San Salvi resta una città nella città: al suo interno ci sono dipartimenti Asl, uffici comunali, sedi scolastiche e universitarie, centri sociali e culturali. Tra i padiglioni ci sono i corridoi sopraelevati e le gallerie sotterranee. Uno dei luoghi che conserva ancora il ricordo di un passato importante è la biblioteca Vincenzo Chiarugi nel padiglione dell’Asl, dove negli scantinati è stata inserita una parte dell’archivio delle cartelle cliniche. Nel 2011 l’intero archivio storico-amministrativo e quello clinico fino al 1940 sono stati depositati in custodia presso l’Archivio di stato di Firenze, insieme agli archivi dell’Istituto medico pedagogico Umberto I e dell’Istituto medico pedagogico Bice Cammeo, entrambi di Firenze. L’archivio clinico posteriore al 1940 è rimasto invece sotto la responsabilità dell’azienda sanitaria di Firenze ed è ubicato in due locali presso la biblioteca della Facoltà di psicologia, al piano terra della ex palazzina direttoriale, dentro l’area di San Salvi. Tutto l’archivio delle cartelle cliniche viene quindi situato in uno di questi due locali. Il materiale depositato in questa stanza non potrebbe essere consultabile dal pubblico, se non attraverso una richiesta scritta. Eppure, come segnalato da alcuni cittadini del comitato “San Salvi chi può”, da almeno due anni la stanza che conserva parte dell’archivio clinico è aperta. Il locale non potrebbe essere visitabile, eppure la stanza è aperta. C’è un corridoio, una porta mai chiusa e nessuna sorveglianza. All’interno della piccola stanza dai soffitti alti, grandi finestre e molta polvere ci sono scaffali, quaderni, raccoglitori, fascicoli, accatastati anche a terra. Sono documenti dove si può trovare un pezzo della storia di San Salvi: schede dei pazienti con tanto di foto, diagnosi e trattamento. I documenti risalgono alla fine dell’Ottocento, cioè prima che venisse aperto San Salvi. Ci sono i faldoni con i decessi anno per anno, le richieste di spostamento, le valutazioni dei medici, i provvedimenti dei questori che dispongono l’internamento: carteggi, diari, foto, bilanci sanitari che disegnano una storia collettiva di miseria e follia. Molte carte sono già introvabili, come quelle su Dino Campana (cfr. http://www.firenzetoday.it/cronaca/archivio-abbandonato-ospedale-psichiatrico-san-salvi.html). Dopo il nubifragio, del suo passaggio a San Salvi si sono perse le tracce.

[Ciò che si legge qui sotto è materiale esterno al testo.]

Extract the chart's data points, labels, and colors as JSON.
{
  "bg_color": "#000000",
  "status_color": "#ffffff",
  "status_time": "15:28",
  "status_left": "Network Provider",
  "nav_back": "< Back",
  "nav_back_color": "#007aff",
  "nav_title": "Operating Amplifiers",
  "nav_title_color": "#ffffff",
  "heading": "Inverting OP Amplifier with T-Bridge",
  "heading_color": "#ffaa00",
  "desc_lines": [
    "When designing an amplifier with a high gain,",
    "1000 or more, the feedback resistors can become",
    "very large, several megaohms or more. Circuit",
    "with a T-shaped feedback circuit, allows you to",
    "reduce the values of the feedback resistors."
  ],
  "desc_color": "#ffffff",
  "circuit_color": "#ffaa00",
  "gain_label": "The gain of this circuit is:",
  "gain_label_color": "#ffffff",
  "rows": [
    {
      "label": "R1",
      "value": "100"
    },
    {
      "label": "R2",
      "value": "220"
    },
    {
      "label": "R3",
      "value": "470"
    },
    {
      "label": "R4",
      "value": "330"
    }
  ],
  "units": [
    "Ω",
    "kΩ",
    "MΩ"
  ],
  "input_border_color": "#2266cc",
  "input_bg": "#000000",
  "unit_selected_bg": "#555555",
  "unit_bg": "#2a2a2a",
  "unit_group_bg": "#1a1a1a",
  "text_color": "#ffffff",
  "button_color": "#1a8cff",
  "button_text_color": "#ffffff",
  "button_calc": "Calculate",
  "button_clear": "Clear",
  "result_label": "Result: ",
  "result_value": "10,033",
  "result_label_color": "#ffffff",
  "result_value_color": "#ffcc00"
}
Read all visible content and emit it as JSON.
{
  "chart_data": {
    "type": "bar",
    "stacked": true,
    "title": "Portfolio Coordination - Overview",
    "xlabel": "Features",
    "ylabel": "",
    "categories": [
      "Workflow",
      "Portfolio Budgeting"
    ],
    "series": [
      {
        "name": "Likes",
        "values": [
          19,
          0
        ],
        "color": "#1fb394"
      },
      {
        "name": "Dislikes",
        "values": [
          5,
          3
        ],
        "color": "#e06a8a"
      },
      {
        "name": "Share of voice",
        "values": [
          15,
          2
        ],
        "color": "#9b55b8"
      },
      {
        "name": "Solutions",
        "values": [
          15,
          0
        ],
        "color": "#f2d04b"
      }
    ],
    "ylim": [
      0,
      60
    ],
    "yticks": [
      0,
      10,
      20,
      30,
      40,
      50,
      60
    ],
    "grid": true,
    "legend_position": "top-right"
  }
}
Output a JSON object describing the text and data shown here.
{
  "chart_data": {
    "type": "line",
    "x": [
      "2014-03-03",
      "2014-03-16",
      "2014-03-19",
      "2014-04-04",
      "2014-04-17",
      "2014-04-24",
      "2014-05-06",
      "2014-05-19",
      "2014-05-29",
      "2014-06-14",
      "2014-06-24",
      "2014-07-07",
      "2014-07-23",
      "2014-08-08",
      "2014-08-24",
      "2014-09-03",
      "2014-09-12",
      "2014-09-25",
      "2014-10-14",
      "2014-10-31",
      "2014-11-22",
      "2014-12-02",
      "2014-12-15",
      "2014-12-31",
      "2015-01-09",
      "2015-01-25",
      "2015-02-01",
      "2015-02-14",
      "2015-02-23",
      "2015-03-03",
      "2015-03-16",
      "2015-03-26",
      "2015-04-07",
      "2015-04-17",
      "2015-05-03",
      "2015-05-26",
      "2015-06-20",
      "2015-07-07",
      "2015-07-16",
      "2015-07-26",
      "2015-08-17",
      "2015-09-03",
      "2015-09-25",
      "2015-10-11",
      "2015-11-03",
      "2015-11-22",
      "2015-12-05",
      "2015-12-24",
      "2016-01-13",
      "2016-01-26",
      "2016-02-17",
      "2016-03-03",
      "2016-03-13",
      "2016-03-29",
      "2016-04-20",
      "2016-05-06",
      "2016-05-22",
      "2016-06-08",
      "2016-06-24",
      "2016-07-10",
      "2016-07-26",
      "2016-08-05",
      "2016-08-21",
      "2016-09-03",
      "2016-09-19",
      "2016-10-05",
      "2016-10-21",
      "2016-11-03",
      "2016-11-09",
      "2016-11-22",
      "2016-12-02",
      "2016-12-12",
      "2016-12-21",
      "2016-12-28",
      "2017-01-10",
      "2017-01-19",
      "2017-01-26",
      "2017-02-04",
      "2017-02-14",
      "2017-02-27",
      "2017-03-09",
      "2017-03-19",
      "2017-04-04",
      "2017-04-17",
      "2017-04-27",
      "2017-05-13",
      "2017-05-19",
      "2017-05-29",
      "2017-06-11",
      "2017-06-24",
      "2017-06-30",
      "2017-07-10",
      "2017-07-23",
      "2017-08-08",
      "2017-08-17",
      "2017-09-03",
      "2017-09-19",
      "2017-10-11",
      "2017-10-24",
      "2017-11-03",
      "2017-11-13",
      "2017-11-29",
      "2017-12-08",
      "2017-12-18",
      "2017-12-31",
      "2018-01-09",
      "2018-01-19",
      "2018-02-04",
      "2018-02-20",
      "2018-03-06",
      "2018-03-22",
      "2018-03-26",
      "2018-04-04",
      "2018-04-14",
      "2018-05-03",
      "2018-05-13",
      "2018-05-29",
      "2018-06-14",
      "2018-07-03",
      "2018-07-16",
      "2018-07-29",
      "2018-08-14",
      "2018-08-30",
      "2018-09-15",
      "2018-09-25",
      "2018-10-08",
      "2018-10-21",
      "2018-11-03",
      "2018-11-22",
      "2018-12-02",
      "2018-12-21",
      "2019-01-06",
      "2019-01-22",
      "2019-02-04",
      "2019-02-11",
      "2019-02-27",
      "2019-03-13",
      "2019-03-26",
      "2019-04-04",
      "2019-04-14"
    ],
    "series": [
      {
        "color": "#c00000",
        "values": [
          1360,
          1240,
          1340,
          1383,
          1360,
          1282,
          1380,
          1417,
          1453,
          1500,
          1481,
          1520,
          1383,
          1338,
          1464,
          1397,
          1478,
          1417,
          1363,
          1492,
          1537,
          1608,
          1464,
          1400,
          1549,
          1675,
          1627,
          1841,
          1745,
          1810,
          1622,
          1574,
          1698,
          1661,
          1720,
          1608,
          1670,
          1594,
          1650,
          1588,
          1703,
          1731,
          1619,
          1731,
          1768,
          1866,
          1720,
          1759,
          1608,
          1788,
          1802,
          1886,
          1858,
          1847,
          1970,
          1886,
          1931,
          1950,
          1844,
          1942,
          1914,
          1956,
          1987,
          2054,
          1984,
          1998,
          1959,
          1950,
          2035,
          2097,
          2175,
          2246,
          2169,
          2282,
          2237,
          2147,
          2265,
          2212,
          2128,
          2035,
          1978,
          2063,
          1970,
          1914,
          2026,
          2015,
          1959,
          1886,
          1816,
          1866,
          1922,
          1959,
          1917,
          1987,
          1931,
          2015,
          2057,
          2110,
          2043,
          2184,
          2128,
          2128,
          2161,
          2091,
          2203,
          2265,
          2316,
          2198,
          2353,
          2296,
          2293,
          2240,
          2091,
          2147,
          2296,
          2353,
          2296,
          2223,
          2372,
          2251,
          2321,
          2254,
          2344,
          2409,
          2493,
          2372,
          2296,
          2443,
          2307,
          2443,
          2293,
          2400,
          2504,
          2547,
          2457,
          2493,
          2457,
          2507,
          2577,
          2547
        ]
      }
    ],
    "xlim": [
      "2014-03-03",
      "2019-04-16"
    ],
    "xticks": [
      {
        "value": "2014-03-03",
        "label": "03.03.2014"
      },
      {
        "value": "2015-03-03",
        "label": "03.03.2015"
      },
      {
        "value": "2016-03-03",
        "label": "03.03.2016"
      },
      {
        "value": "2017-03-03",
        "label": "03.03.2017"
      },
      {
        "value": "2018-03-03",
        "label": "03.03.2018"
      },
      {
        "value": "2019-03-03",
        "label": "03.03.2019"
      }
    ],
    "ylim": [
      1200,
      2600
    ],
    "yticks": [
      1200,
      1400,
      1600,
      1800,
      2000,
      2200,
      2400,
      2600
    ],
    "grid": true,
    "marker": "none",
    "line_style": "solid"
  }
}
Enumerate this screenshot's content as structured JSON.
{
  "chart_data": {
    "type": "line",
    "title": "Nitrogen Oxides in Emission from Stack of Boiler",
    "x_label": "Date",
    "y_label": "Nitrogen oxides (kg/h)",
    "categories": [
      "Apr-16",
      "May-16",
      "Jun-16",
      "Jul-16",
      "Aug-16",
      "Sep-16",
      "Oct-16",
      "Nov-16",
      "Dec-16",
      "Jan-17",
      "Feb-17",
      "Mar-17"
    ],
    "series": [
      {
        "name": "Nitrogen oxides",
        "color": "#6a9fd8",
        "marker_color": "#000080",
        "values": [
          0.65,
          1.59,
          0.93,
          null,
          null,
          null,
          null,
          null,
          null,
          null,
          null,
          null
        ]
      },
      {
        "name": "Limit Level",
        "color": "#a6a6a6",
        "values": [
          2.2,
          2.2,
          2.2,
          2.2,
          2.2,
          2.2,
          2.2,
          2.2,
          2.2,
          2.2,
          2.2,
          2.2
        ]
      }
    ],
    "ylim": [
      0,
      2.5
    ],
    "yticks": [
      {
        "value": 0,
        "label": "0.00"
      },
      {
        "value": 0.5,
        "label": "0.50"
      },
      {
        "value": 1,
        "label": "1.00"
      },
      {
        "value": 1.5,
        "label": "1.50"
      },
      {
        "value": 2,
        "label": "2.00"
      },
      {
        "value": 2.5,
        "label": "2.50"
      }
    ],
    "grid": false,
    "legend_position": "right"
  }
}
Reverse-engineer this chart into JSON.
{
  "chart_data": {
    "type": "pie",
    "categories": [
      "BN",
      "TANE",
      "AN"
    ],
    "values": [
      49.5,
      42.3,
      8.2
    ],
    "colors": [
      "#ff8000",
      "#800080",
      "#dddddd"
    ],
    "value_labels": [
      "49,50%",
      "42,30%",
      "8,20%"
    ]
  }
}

Attualmente ogni struttura del San Salvi conta i danni provocati dal nubifragio: il centro di salute mentale e alcune residenze sociali sono temporaneamente chiuse. La scuola elementare ha le impalcature, la facoltà di Psicologia resta aperta, ma con il giardino transennato. Non è unicamente compito dell’Asl ideare il recupero di San Salvi, ma né l’amministrazione comunale né la Regione hanno piani a lungo termine e resta tutto in “stand by” (cfr. http://www.lettera43.it/fatti/san-salvi-ex-manicomio-devastato-dal-nubifragio_43675182434.htm). La storia dell’ex ospedale psichiatrico resta schiacciata tra vecchio e nuovo, sbiadisce per mancata ristrutturazione o per incuria, senza la volontà delle amministrazioni locali d’investire. Il futuro della cittadella resta un grande punto interrogativo.